Column コラム

100%利他 × 高校生

2021.06.19

関東も梅雨に入りました。畑と田んぼに関わるようになってから、梅雨入りすると安心する自分がいます。みなさんはいかがお過ごしでしょうか。

今回は100%利他の経験と高校生だからこそできた医療行為の可能性について、ご紹介します。

本校では、社会と学校を接続する教育活動の1つで、オンラインを活用したライブ授業を実施しています。この活動の目的は、様々な職種の大人との対話を通じて、生徒1人ひとりの学びの目的を明確化していくことです。展開としては、生徒たちで取材してみたい人や分野の希望を出し合います。クラスの仲間の挑戦はみんなで応援したり、一緒に参加してみるというグランドルールの合意のもと、生徒たちと先生たちでアポを取りながら、アポが取れたら基本的にはみんなでお話を聞きます。アポの時間は平均して30分。オンラインによってできるようになった新しい教育手法の1つです。1学期はすでに5人の大人がお話をしてくれているのですが、その中でも地方医療に尽力するお医者さんのお話を今回は共有させていただきます。

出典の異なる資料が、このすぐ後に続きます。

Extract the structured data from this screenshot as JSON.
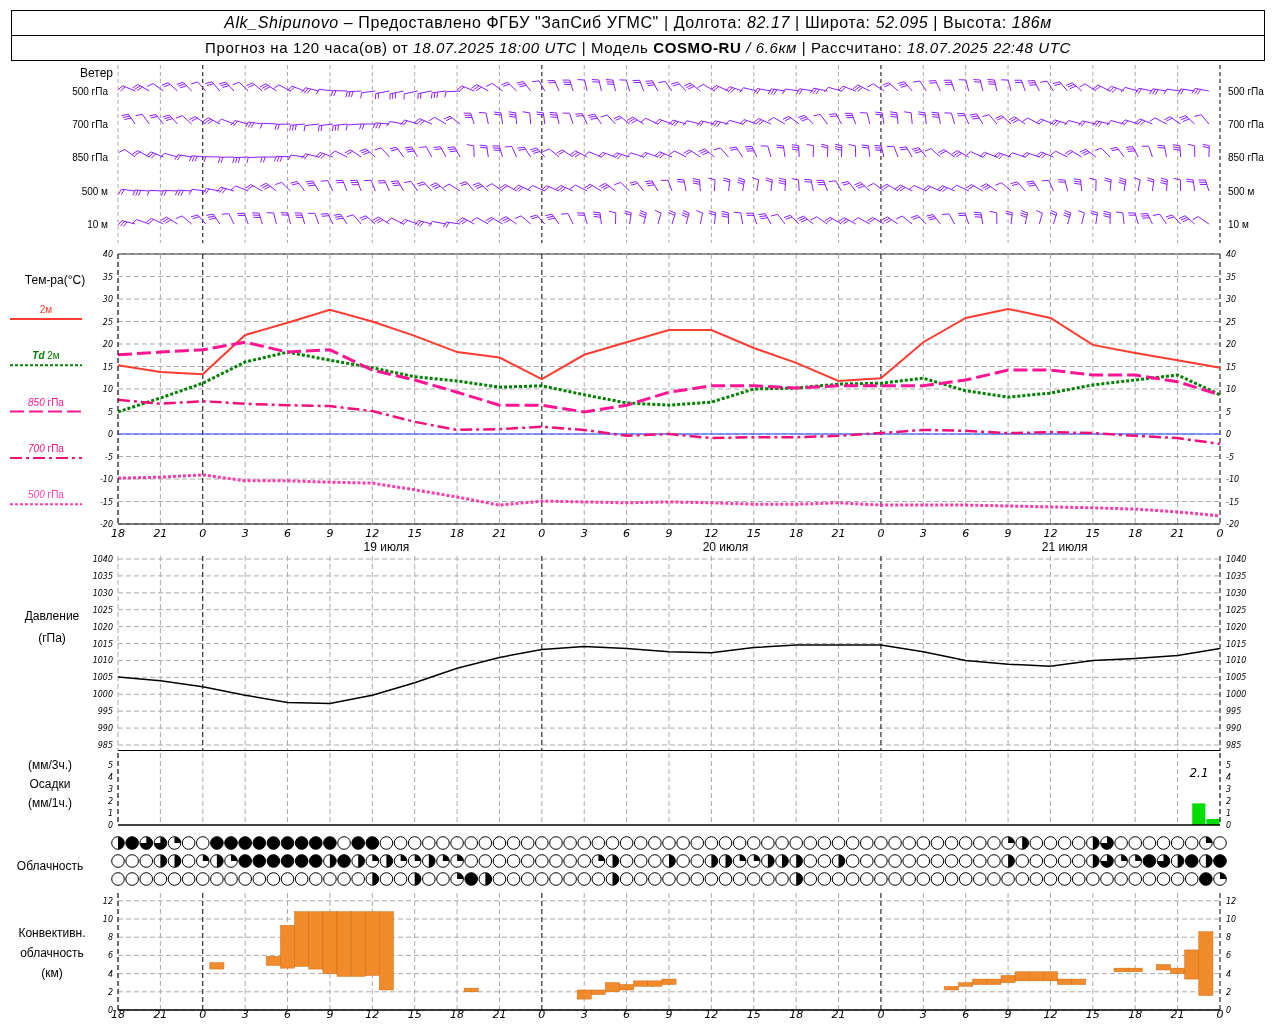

医師であるE先生は、高校時代、漠然とですが「世界平和」を目標に掲げ、手段として医者になる道を選んだそうです。2度の浪人を経て医学部に合格し、研修医をしている年に東北大震災があり、現場に急行したことで、地方医療の必要性や医師不足に直面。都心では医者も看護師も自然と集まるが、世界平和を目指すためには、人が集まっていない地域で医療をすることで、今空いているピースを埋めていくことに気づき、現在につながる地方医療の道に進んだと自己紹介から始まりました。ここまでで10分程度。すでに一緒にお話を聞いていた高校生も、先生たちもE先生の生き方に魅了されていましたが、さらに素敵な時間に入っていきます。

E先生の病院では、積極的に高校生のインターンを受け入れているというのです。その理由は、「高校時代に100%利他の経験をしてから、残りの長い人生を設計して欲しい」という強い想いから始めてきたそうですが、受け入れてきた高校生の活動によって、医者ではなく学生だからこそできた医療行為がたくさんあり、若者が大人を救い、結果的には地域を救うという現場を何度も見てきて、今は積極的にインターンを受け入れているというのです。約1週間のインターンの間、高校生は1人の入院患者さんを担当します。高校生ですから、できることは主には患者さんとの「対話」。しかし、この「対話」がとても大切で、高校生だからこそ医者や看護師でも聞き出せない患者さんの想いを引き出していくのだそうです。

例えば、病院食を全然食べてくれない患者さんから、魚釣りが好きだったことを聞き出した高校生は、次の日は釣りに出かけ、お魚をつってきて患者さんにプレゼント。すると驚くほど食事をしてくれるようになった話や、演奏会に参加したいという声を聞き出せた生徒は、自分の高校の仲間に相談して、吹奏楽部に頼んで院内での演奏会を実施。これがきっかけで手術を受ける決心をした患者さんがいるなど、事例はいくつも続きました。患者さんの想いを聞き出し、自分にできることで患者さんを笑顔にすることを必死に考えた結果、医者にも看護師にもできない医療行為や、教科書に書いていない活動によって誰かを笑顔にできる行動がこんなにもあることを学び、本校の生徒たち(先生たちも)の目の色が変わっていきました。

100%利他の経験と、誰かの笑顔のために今の自分にできることを必死に考えることで、誰かを笑顔にできるというお話でした。そして生徒の1人から「東京の僕たちも先生の病院にインターンをすることはできますか?」という質問に「もちろんです」と即答。選択制の修学旅行(スタディツアー)を実施する本校としては、新しい行き先が1つ決まった瞬間でもありました。

生徒の可能性を信じること。信じて任せること。そして利他の経験をする重要性を学びました。PR for Schoolでも大切にしている「みんなをハッピーにする」「双方向性のコミュニケーション」にもつながるお話ですね。